Рожу, бывало, малого, а он вылезет, да копия Фролушка. Белесенький, глаза ещё толком не видят, а уж по отцовски щурятся, характер кажут. И губехами чмокает, улыбается и так роток кривит, ну копия батюшка, угодничек мой, и такая же ухмылочка пересмешливая промелькиват. У меня от чуда этого всё чрево возгорится. И такая охота до мужа приходит, хоть умри. А через год-два и вовсе, как голодная, тут уж смерть мне без нево. Большая охота к мужу у родившей женщины просыпается. Безудержная. Ещё родить от него хочется. У многих так-то видать.

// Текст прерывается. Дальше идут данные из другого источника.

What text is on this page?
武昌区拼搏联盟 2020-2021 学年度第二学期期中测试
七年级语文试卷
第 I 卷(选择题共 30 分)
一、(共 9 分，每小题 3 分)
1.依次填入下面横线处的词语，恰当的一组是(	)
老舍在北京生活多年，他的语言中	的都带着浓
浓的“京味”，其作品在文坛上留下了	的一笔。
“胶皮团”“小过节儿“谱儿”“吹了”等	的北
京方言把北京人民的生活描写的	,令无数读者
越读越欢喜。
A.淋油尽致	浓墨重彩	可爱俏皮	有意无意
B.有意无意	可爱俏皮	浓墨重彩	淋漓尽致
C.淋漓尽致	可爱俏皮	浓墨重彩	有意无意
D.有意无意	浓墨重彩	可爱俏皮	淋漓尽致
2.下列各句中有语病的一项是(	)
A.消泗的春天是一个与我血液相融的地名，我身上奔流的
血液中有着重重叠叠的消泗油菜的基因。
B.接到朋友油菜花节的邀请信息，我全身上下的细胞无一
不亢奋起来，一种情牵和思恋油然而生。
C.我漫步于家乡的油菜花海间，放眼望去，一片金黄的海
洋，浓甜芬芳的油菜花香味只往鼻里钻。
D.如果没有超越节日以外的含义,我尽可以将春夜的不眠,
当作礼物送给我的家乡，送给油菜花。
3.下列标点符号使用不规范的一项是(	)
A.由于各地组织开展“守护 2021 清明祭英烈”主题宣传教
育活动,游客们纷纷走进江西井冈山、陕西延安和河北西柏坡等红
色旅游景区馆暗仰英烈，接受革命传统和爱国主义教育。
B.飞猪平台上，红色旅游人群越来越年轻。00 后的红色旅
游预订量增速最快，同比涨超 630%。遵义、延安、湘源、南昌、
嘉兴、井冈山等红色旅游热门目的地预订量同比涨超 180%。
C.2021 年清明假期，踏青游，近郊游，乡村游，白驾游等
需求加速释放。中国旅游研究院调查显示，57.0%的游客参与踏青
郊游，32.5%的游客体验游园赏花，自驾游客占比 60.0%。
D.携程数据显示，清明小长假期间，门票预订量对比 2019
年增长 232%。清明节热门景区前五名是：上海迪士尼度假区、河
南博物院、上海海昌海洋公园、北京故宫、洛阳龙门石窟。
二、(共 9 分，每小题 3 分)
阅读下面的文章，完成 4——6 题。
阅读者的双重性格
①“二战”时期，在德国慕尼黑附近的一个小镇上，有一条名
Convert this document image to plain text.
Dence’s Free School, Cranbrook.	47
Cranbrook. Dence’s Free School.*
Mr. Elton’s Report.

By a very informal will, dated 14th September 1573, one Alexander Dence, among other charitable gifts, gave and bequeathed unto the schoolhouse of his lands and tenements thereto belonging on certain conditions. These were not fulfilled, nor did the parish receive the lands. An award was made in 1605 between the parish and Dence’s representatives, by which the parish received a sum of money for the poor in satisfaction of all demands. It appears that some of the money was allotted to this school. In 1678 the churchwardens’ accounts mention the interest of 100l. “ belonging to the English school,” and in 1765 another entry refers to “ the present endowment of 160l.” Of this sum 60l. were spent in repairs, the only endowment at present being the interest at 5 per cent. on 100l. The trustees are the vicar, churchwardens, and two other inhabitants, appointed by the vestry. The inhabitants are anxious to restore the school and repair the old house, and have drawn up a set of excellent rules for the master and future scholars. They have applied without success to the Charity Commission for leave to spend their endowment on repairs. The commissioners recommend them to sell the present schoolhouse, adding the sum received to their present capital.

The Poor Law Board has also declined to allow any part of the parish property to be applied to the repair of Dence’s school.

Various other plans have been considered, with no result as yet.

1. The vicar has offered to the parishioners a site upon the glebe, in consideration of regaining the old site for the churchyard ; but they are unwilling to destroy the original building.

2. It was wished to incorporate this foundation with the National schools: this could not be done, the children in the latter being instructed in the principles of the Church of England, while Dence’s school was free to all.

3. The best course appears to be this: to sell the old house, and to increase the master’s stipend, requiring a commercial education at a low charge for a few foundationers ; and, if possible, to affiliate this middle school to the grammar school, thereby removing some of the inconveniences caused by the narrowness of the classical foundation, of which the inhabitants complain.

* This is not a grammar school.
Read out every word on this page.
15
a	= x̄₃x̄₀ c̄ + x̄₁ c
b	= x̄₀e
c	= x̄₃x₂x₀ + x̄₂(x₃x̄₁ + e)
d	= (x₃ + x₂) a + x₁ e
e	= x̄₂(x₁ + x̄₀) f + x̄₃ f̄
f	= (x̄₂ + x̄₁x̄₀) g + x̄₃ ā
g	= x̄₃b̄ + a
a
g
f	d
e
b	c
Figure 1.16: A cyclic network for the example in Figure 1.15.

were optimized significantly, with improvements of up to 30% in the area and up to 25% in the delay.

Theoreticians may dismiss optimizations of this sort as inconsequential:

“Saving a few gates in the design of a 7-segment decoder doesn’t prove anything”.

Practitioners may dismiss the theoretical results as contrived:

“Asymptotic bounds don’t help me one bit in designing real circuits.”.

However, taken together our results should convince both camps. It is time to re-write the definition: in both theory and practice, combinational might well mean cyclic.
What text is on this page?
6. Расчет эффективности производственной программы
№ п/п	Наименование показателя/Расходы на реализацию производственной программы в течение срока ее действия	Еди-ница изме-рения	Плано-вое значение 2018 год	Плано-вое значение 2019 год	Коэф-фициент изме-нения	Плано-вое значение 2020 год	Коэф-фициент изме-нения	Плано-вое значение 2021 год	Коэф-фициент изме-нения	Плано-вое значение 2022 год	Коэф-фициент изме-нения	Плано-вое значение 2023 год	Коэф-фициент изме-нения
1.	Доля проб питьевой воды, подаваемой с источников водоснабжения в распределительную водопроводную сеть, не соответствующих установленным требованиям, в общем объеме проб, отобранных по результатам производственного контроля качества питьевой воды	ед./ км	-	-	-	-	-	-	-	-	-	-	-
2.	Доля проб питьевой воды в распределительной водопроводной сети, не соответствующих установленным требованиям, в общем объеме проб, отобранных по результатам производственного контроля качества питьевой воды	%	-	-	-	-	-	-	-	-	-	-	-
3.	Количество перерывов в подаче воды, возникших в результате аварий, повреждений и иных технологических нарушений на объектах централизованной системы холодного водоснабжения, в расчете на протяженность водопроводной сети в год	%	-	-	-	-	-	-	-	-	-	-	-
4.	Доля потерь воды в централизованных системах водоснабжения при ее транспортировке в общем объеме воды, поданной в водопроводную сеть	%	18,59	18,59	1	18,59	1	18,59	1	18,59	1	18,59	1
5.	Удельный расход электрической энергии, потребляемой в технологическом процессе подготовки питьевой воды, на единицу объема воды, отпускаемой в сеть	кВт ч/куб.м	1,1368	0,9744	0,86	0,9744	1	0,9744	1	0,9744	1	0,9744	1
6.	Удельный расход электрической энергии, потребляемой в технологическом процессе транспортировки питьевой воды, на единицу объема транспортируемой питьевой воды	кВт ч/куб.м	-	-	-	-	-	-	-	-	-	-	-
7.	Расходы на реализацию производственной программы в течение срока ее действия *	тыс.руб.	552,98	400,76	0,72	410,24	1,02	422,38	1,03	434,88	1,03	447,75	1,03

Семьи большие все были, и у братовьёв тоже.
К родителям придём, а в дому все зараз и не помещаемся. Или уж без детей сговоримся. В дому каком-ни то им угощенье поставим детское, им и весело там. Старшие в уме уже, честь наблюдают. А мы обязательно с подношениями к родителям идём. Где нас всех наугощать, армию такую? Или по очереди уж ходим с детками. Дети подношения несут, сразу понимают, что в гости так ходить надо, чтобы не во вред никому было, не в натугу, а в радость.
Сколь их у меня было? Так считай! До войны шестерых принесла. На войну пошел, а меня с брюхом оставил. Родился наш покосничек в сорок втором. Покосничек-те почему? А на покосе мы его зачали. Перед войной в начале июня косили уже вовсю, хороший год был. И росло, и сохло, Слава, Те, Господи. В конце мая начали, в июне два стога уж сметали, третий сушился, чего же и впрок не заготовить? Ребятёшки на речку убежали в обед искупнуться, а мы с ним в стогу приспособились. От духа сенного без вина пьяные были. Он у меня запекальщиком завсегда был, только что сено под нами не загорелось. О-ёй-ёюшеньки! Смотрит, смеётся, травинки с меня сдуват, пока отойду. А война уж на пороге была. Пока ребята купались, он два раза обернуться сумел, тоже возжегся. Молодой же был, тридцать пять ему без малого было тогда. Дней десять нам оставалось радоваться. Ещё стог успели сметать. Он сразу и вывозить сено с братовьями наладился. Черный от трухи приезжал, только глаза да зубы блестят, а после баньки – снова, как новенький. Озорной, довольный. Закоренел он у меня к тем годам, совсем крепкий стал, выносливый, жилистый. Вроде и не могутный, а подкову разгибал. А я в тот день и понесла, прямо почувствовала, большая охота она всегда ребёночка несёт.
Да как не болеть? Что ты! Болели. Умирали даже, как мор придёт откель.